2. Skrining & Edukasi Kesehatan Catin
Pemeriksaan kesehatan wajib Catin di Puskesmas (status gizi, Hb/anemia, imunisasi). Hasil skrining menjadi bagian dari bimbingan ekologi di KUA untuk pencegahan awal risiko Bumil KEK.
3. Pelatihan Pengolahan PMT Bagi Kader
Menyelenggarakan pelatihan praktis (cooking class dan higienitas sanitasi) bagi kader Posyandu untuk mampu menyusun menu dan mengolah PMT Berbahan Pangan Lokal kaya protein hewani.
4. Pelibatan Kader & Alur Rujukan PKM
Pemantauan rutin oleh kader pelatihan. Jika ditemukan balita weight faltering/stunted atau Bumil/Busui KEK, kader langsung Merujuk melalui jalur fast-track ke Puskesmas.
5. Pemeriksaan Dokter & Rujukan Lanjutan
Evaluasi medis menyeluruh oleh Dokter Puskesmas untuk evaluasi red flags, status gizi, dan etiologi. Jika ditemukan penyulit/kasus berat, dirujuk ke Spesialis Anak/RSUD.

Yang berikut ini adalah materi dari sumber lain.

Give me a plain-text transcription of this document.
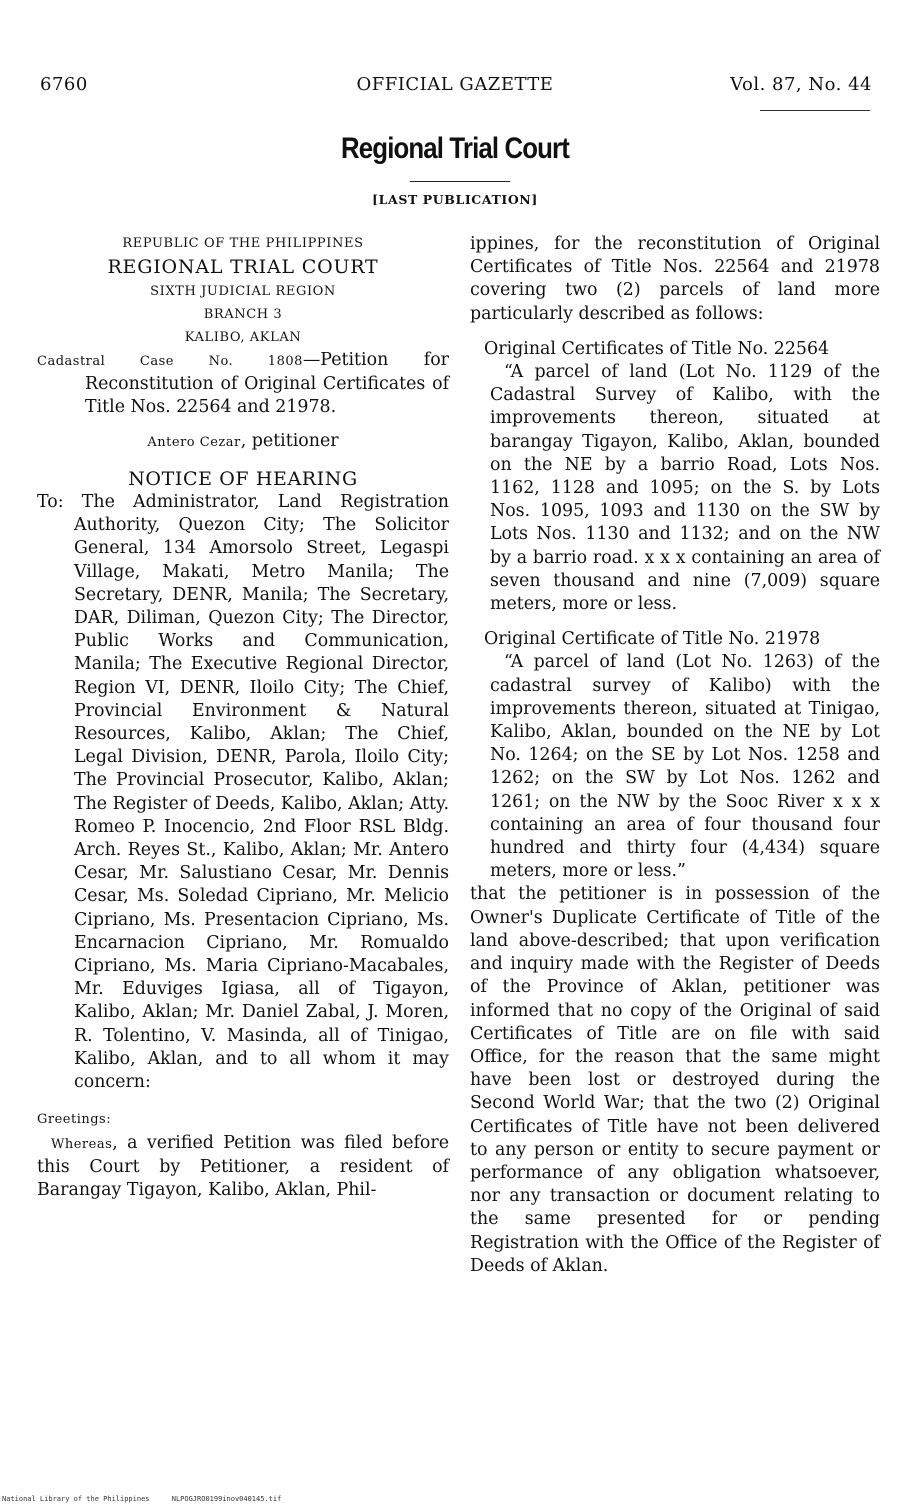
6760	OFFICIAL GAZETTE	Vol. 87, No. 44
Regional Trial Court
[LAST PUBLICATION]
REPUBLIC OF THE PHILIPPINES
REGIONAL TRIAL COURT
SIXTH JUDICIAL REGION
BRANCH 3
KALIBO, AKLAN

Cadastral Case No. 1808—Petition for Reconstitution of Original Certificates of Title Nos. 22564 and 21978.

Antero Cezar, petitioner
NOTICE OF HEARING

To: The Administrator, Land Registration Authority, Quezon City; The Solicitor General, 134 Amorsolo Street, Legaspi Village, Makati, Metro Manila; The Secretary, DENR, Manila; The Secretary, DAR, Diliman, Quezon City; The Director, Public Works and Communication, Manila; The Executive Regional Director, Region VI, DENR, Iloilo City; The Chief, Provincial Environment & Natural Resources, Kalibo, Aklan; The Chief, Legal Division, DENR, Parola, Iloilo City; The Provincial Prosecutor, Kalibo, Aklan; The Register of Deeds, Kalibo, Aklan; Atty. Romeo P. Inocencio, 2nd Floor RSL Bldg. Arch. Reyes St., Kalibo, Aklan; Mr. Antero Cesar, Mr. Salustiano Cesar, Mr. Dennis Cesar, Ms. Soledad Cipriano, Mr. Melicio Cipriano, Ms. Presentacion Cipriano, Ms. Encarnacion Cipriano, Mr. Romualdo Cipriano, Ms. Maria Cipriano-Macabales, Mr. Eduviges Igiasa, all of Tigayon, Kalibo, Aklan; Mr. Daniel Zabal, J. Moren, R. Tolentino, V. Masinda, all of Tinigao, Kalibo, Aklan, and to all whom it may concern:

Greetings:

Whereas, a verified Petition was filed before this Court by Petitioner, a resident of Barangay Tigayon, Kalibo, Aklan, Phil-

ippines, for the reconstitution of Original Certificates of Title Nos. 22564 and 21978 covering two (2) parcels of land more particularly described as follows:

Original Certificates of Title No. 22564

“A parcel of land (Lot No. 1129 of the Cadastral Survey of Kalibo, with the improvements thereon, situated at barangay Tigayon, Kalibo, Aklan, bounded on the NE by a barrio Road, Lots Nos. 1162, 1128 and 1095; on the S. by Lots Nos. 1095, 1093 and 1130 on the SW by Lots Nos. 1130 and 1132; and on the NW by a barrio road. x x x containing an area of seven thousand and nine (7,009) square meters, more or less.

Original Certificate of Title No. 21978

“A parcel of land (Lot No. 1263) of the cadastral survey of Kalibo) with the improvements thereon, situated at Tinigao, Kalibo, Aklan, bounded on the NE by Lot No. 1264; on the SE by Lot Nos. 1258 and 1262; on the SW by Lot Nos. 1262 and 1261; on the NW by the Sooc River x x x containing an area of four thousand four hundred and thirty four (4,434) square meters, more or less.”

that the petitioner is in possession of the Owner's Duplicate Certificate of Title of the land above-described; that upon verification and inquiry made with the Register of Deeds of the Province of Aklan, petitioner was informed that no copy of the Original of said Certificates of Title are on file with said Office, for the reason that the same might have been lost or destroyed during the Second World War; that the two (2) Original Certificates of Title have not been delivered to any person or entity to secure payment or performance of any obligation whatsoever, nor any transaction or document relating to the same presented for or pending Registration with the Office of the Register of Deeds of Aklan.

National Library of the Philippines	NLPOGJRO0199inov040145.tif
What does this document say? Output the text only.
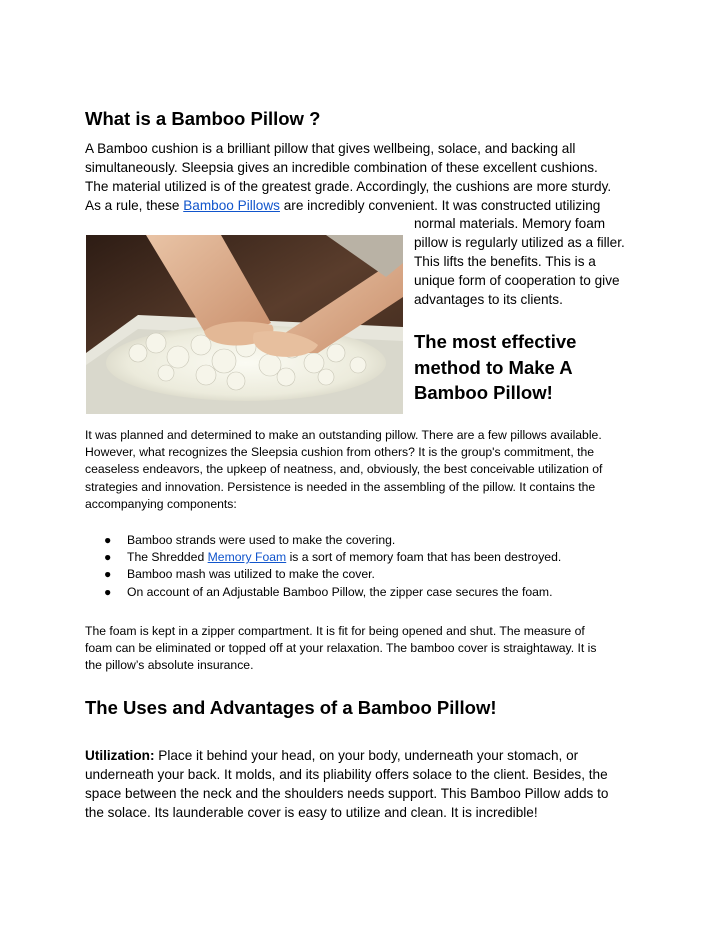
What is a Bamboo Pillow ?

A Bamboo cushion is a brilliant pillow that gives wellbeing, solace, and backing all

simultaneously. Sleepsia gives an incredible combination of these excellent cushions.

The material utilized is of the greatest grade. Accordingly, the cushions are more sturdy.

As a rule, these Bamboo Pillows are incredibly convenient. It was constructed utilizing

normal materials. Memory foam

pillow is regularly utilized as a filler.

This lifts the benefits. This is a

unique form of cooperation to give

advantages to its clients.

The most effective
method to Make A
Bamboo Pillow!

It was planned and determined to make an outstanding pillow. There are a few pillows available.

However, what recognizes the Sleepsia cushion from others? It is the group's commitment, the

ceaseless endeavors, the upkeep of neatness, and, obviously, the best conceivable utilization of

strategies and innovation. Persistence is needed in the assembling of the pillow. It contains the

accompanying components:

● Bamboo strands were used to make the covering.
● The Shredded Memory Foam is a sort of memory foam that has been destroyed.
● Bamboo mash was utilized to make the cover.
● On account of an Adjustable Bamboo Pillow, the zipper case secures the foam.

The foam is kept in a zipper compartment. It is fit for being opened and shut. The measure of

foam can be eliminated or topped off at your relaxation. The bamboo cover is straightaway. It is

the pillow’s absolute insurance.

The Uses and Advantages of a Bamboo Pillow!

Utilization: Place it behind your head, on your body, underneath your stomach, or

underneath your back. It molds, and its pliability offers solace to the client. Besides, the

space between the neck and the shoulders needs support. This Bamboo Pillow adds to

the solace. Its launderable cover is easy to utilize and clean. It is incredible!
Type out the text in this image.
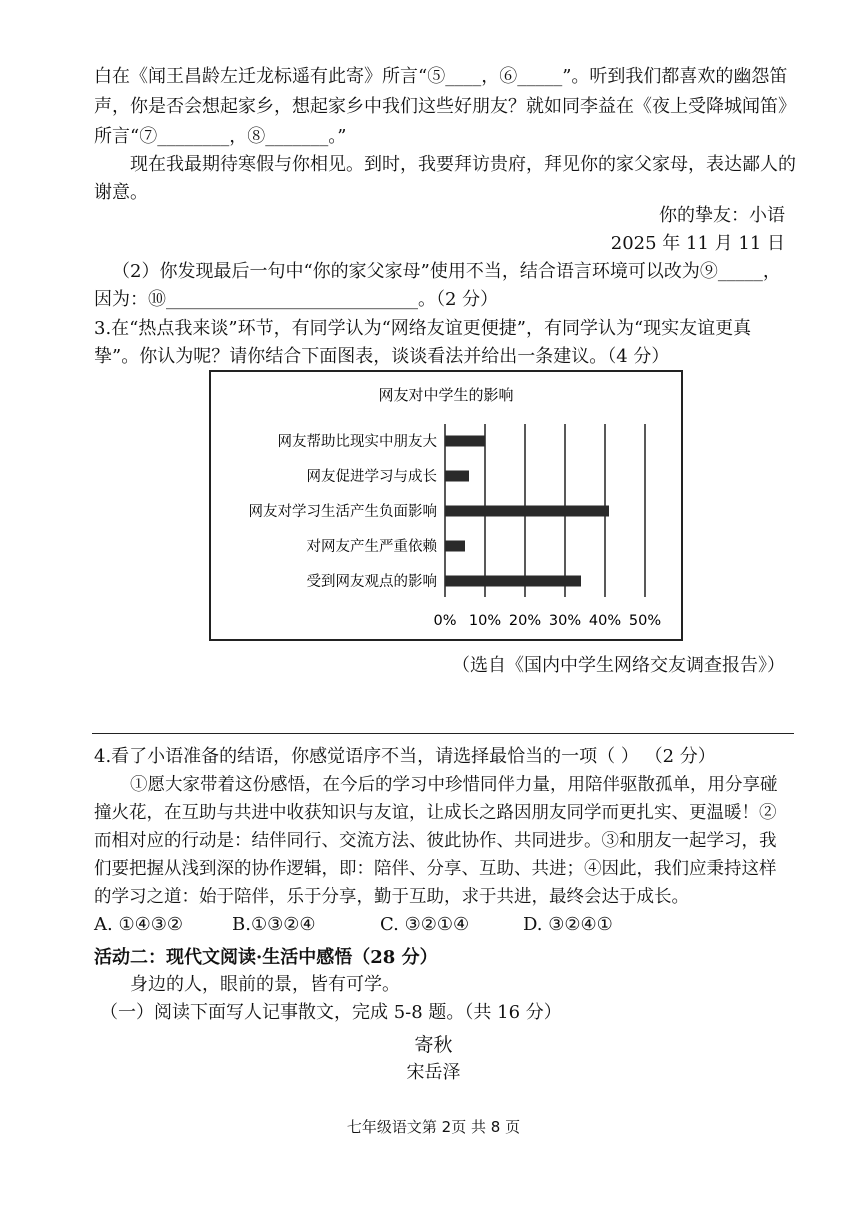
白在《闻王昌龄左迁龙标遥有此寄》所言“⑤____，⑥_____”。听到我们都喜欢的幽怨笛
声，你是否会想起家乡，想起家乡中我们这些好朋友？就如同李益在《夜上受降城闻笛》
所言“⑦________，⑧_______。”
现在我最期待寒假与你相见。到时，我要拜访贵府，拜见你的家父家母，表达鄙人的
谢意。
你的挚友：小语
2025 年 11 月 11 日
（2）你发现最后一句中“你的家父家母”使用不当，结合语言环境可以改为⑨_____，
因为：⑩____________________________。（2 分）
3.在“热点我来谈”环节，有同学认为“网络友谊更便捷”，有同学认为“现实友谊更真
挚”。你认为呢？请你结合下面图表，谈谈看法并给出一条建议。（4 分）
网友对中学生的影响
网友帮助比现实中朋友大
网友促进学习与成长
网友对学习生活产生负面影响
对网友产生严重依赖
受到网友观点的影响
0% 10% 20% 30% 40% 50%
（选自《国内中学生网络交友调查报告》）
4.看了小语准备的结语，你感觉语序不当，请选择最恰当的一项（ ） （2 分）
①愿大家带着这份感悟，在今后的学习中珍惜同伴力量，用陪伴驱散孤单，用分享碰
撞火花，在互助与共进中收获知识与友谊，让成长之路因朋友同学而更扎实、更温暖！②
而相对应的行动是：结伴同行、交流方法、彼此协作、共同进步。③和朋友一起学习，我
们要把握从浅到深的协作逻辑，即：陪伴、分享、互助、共进；④因此，我们应秉持这样
的学习之道：始于陪伴，乐于分享，勤于互助，求于共进，最终会达于成长。
A. ①④③②	B.①③②④	C. ③②①④	D. ③②④①
活动二：现代文阅读·生活中感悟（28 分）
身边的人，眼前的景，皆有可学。
（一）阅读下面写人记事散文，完成 5-8 题。（共 16 分）
寄秋
宋岳泽
七年级语文第 2页 共 8 页
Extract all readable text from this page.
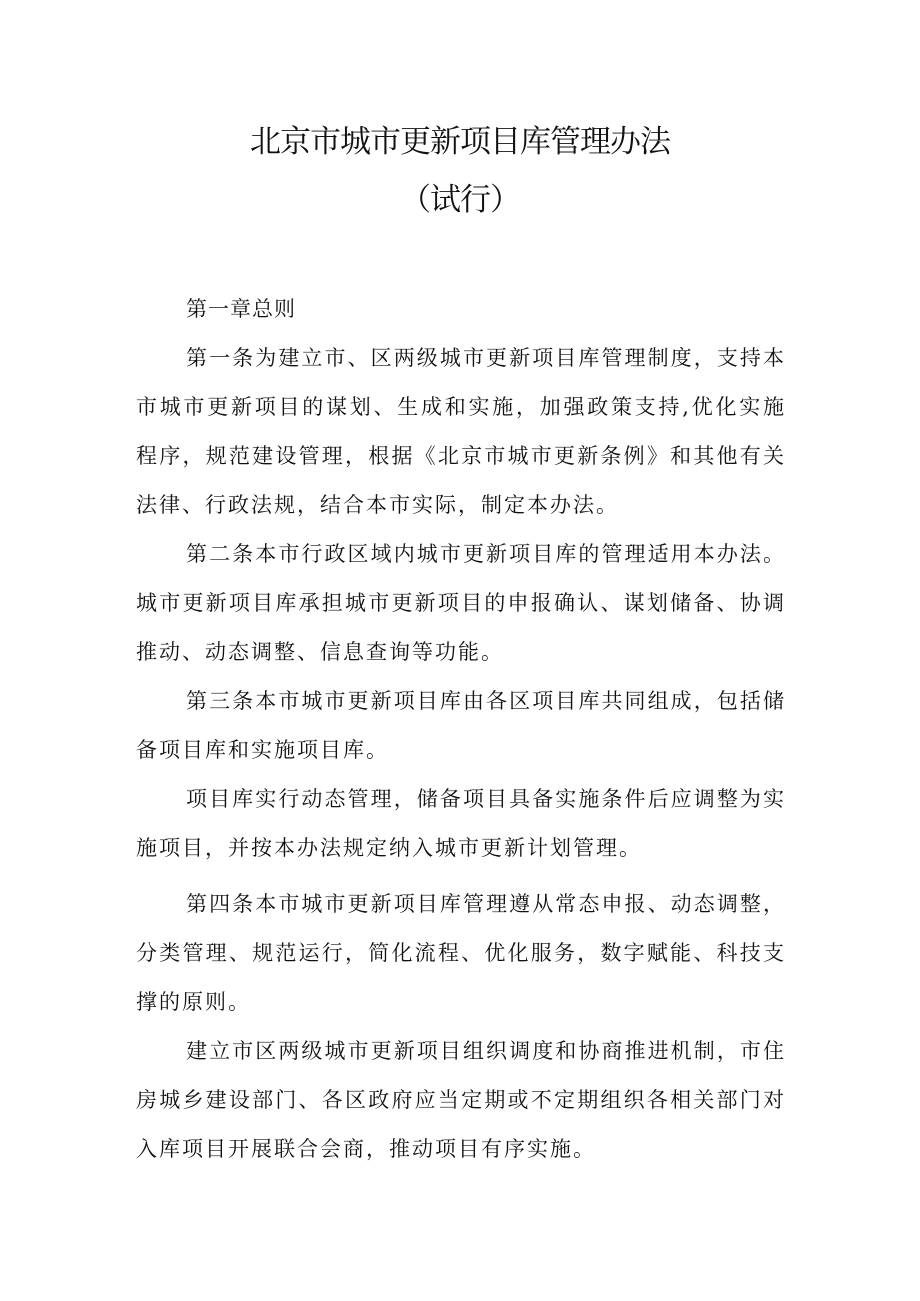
北京市城市更新项目库管理办法
（试行）

第一章总则

第一条为建立市、区两级城市更新项目库管理制度，支持本市城市更新项目的谋划、生成和实施，加强政策支持,优化实施程序，规范建设管理，根据《北京市城市更新条例》和其他有关法律、行政法规，结合本市实际，制定本办法。

第二条本市行政区域内城市更新项目库的管理适用本办法。城市更新项目库承担城市更新项目的申报确认、谋划储备、协调推动、动态调整、信息查询等功能。

第三条本市城市更新项目库由各区项目库共同组成，包括储备项目库和实施项目库。

项目库实行动态管理，储备项目具备实施条件后应调整为实施项目，并按本办法规定纳入城市更新计划管理。

第四条本市城市更新项目库管理遵从常态申报、动态调整，分类管理、规范运行，简化流程、优化服务，数字赋能、科技支撑的原则。

建立市区两级城市更新项目组织调度和协商推进机制，市住房城乡建设部门、各区政府应当定期或不定期组织各相关部门对入库项目开展联合会商，推动项目有序实施。
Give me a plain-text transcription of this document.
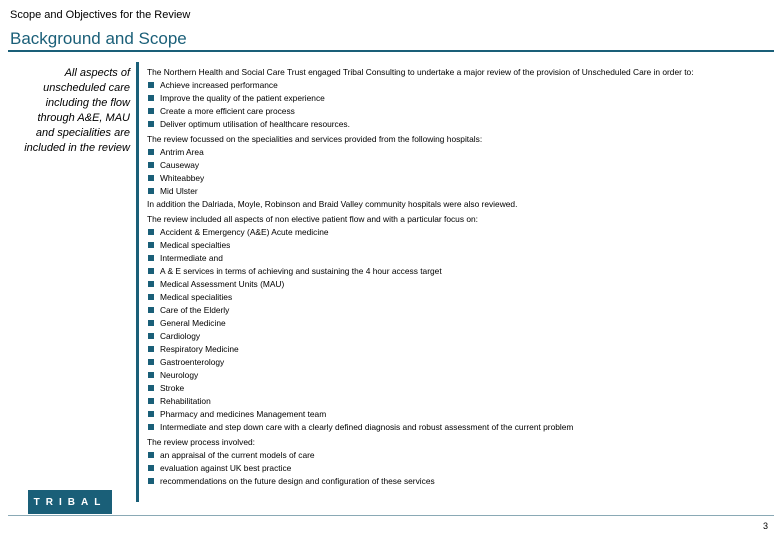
Scope and Objectives for the Review
Background and Scope
All aspects of
unscheduled care
including the flow
through A&E, MAU
and specialities are
included in the review

The Northern Health and Social Care Trust engaged Tribal Consulting to undertake a major review of the provision of Unscheduled Care in order to:

Achieve increased performance
Improve the quality of the patient experience
Create a more efficient care process
Deliver optimum utilisation of healthcare resources.

The review focussed on the specialities and services provided from the following hospitals:

Antrim Area
Causeway
Whiteabbey
Mid Ulster

In addition the Dalriada, Moyle, Robinson and Braid Valley community hospitals were also reviewed.

The review included all aspects of non elective patient flow and with a particular focus on:

Accident & Emergency (A&E) Acute medicine
Medical specialties
Intermediate and
A & E services in terms of achieving and sustaining the 4 hour access target
Medical Assessment Units (MAU)
Medical specialities
Care of the Elderly
General Medicine
Cardiology
Respiratory Medicine
Gastroenterology
Neurology
Stroke
Rehabilitation
Pharmacy and medicines Management team
Intermediate and step down care with a clearly defined diagnosis and robust assessment of the current problem

The review process involved:

an appraisal of the current models of care
evaluation against UK best practice
recommendations on the future design and configuration of these services
TRIBAL
3
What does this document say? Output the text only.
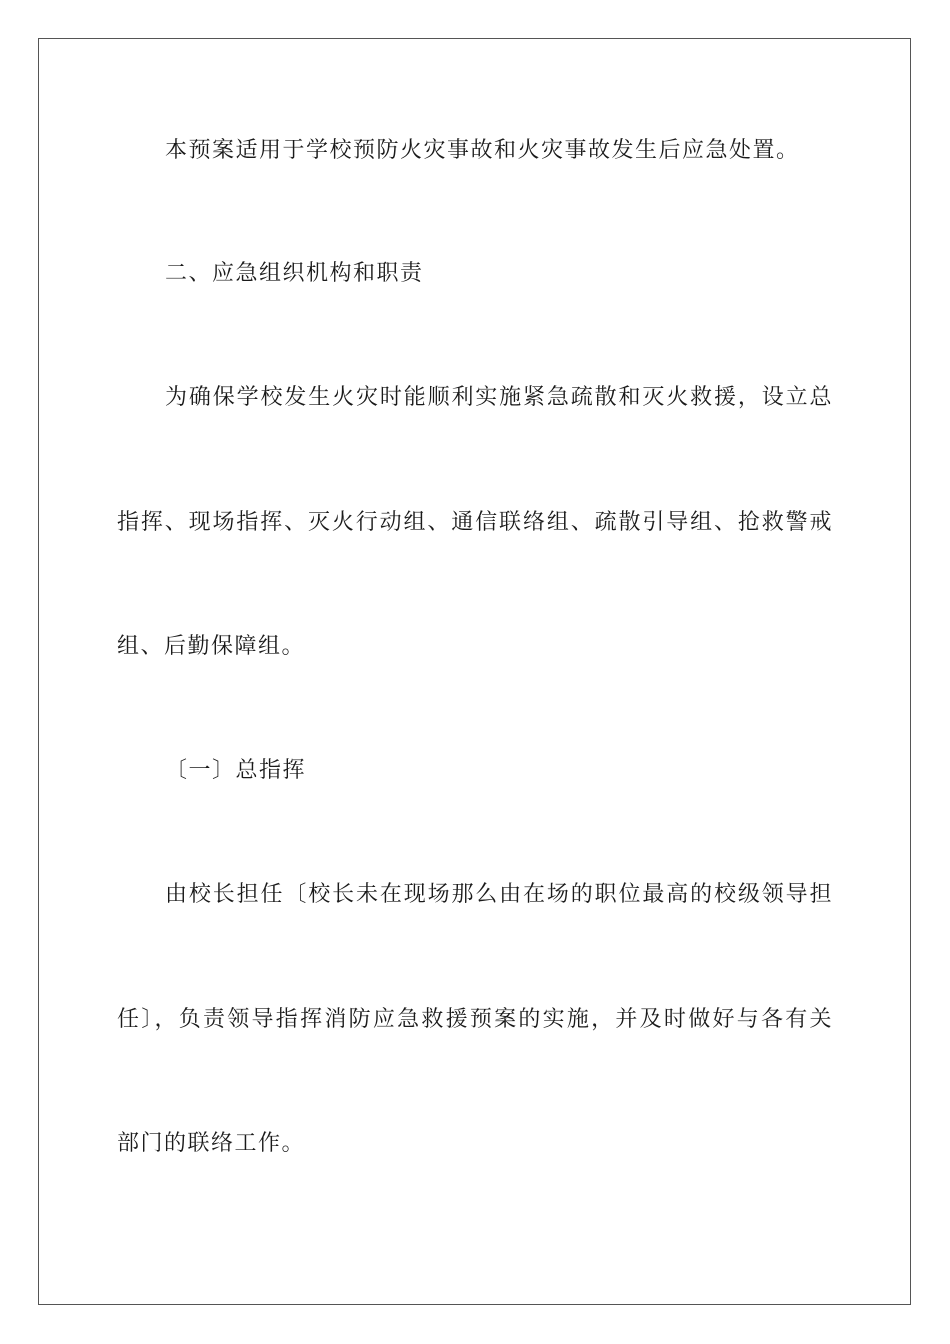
本预案适用于学校预防火灾事故和火灾事故发生后应急处置。
二、应急组织机构和职责
为确保学校发生火灾时能顺利实施紧急疏散和灭火救援，设立总
指挥、现场指挥、灭火行动组、通信联络组、疏散引导组、抢救警戒
组、后勤保障组。
〔一〕总指挥
由校长担任〔校长未在现场那么由在场的职位最高的校级领导担
任〕，负责领导指挥消防应急救援预案的实施，并及时做好与各有关
部门的联络工作。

6. Pemberian PMT B3 (Lokal)
Pemberian PMT Lokal gizi padat protein hewani hasil makanan kader terlindungi selama masa intervensi terukur bagi Balita bermasalah gizi, Bumil KEK, dan Busui.
7. Pelaksanaan Tes Mantoux
Uji Tuberkulin (Tes Mantoux) di Puskesmas bagi balita stunting atau gagal tumbuh tanpa sebab jelas guna mendeteksi infeksi TB laten/aktif sebagai penyulit medis.
8. Tes Air Minum & Konseling Kesling
Kunjungan ke rumah oleh Puskesmas Sanitarian untuk menguji kualitas fisik & bakteriologis air minum serta edukasi sanitasi lingkungan guna memutus rantai penyakit infeksi.
9. Koordinasi dengan Program MBG
Sinkronisasi data sasaran Puskesmas dengan pengelola Dapur MBG agar distribusi Makan Bergizi Gratis selaras dengan kebutuhan gizi medis dan mendukung percepatan penurunan stunting.